The ECCU to Take Trinidad & Tobago Government to Caribbean Court of Justice

The Eastern Caribbean Currency Union (ECCU) says it will take the Trinidad and Tobago government to the Caribbean Court of Justice (CCJ).

This concerns the non-payment of millions of US dollars linked to the collapse insurance companies CLICO and British American Insurance Company (BAICO) in 2009.

Chairman of the ECCU sub-committee on insurance, Prime Minister Gaston Browne, says the decision to take the Keith Rowley administration before the Port of Spain-based CCJ was taken over the last weekend.

The ECCU groups the islands of Anguilla, Antigua and Barbuda, Dominica, Grenada, Montserrat, St. Kitts-Nevis, St. Lucia and St.
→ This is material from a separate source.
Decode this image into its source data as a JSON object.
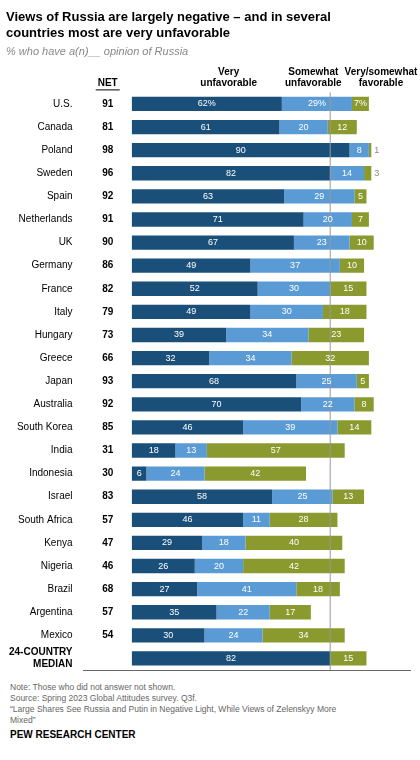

Vincent and the Grenadines.

Prime Minister Browne said the meeting agreed unanimously to take the Trinidad and Tobago government to court after three failed attempts to get them to pay the outstanding funds.

Trinidad and Tobago had made a commitment to pay 100 million US dollars to member countries but only 40million was disbursed following the collapse of C L Financial, the owners of CLICO and British American Insurance Company (BAICO).

In October last year, a group of British American and CLICO policyholders in the Eastern Caribbean filed a lawsuit at the CCJ against the Trinidad and Tobago government.

Prime Minister Browne said that the ECCU decision to follow suit had been in the works for several years.

Since taking over the chairmanship of the sub-committee on insurance in the ECCU last year, Browne has said that significant progress has been made in recovering some of the investments in CLICO made by residents of the Eastern Caribbean.

He noted for example that the Barbados government has agreed to pay 37 million dollars for the real estate assets of CLICO International in Barbados.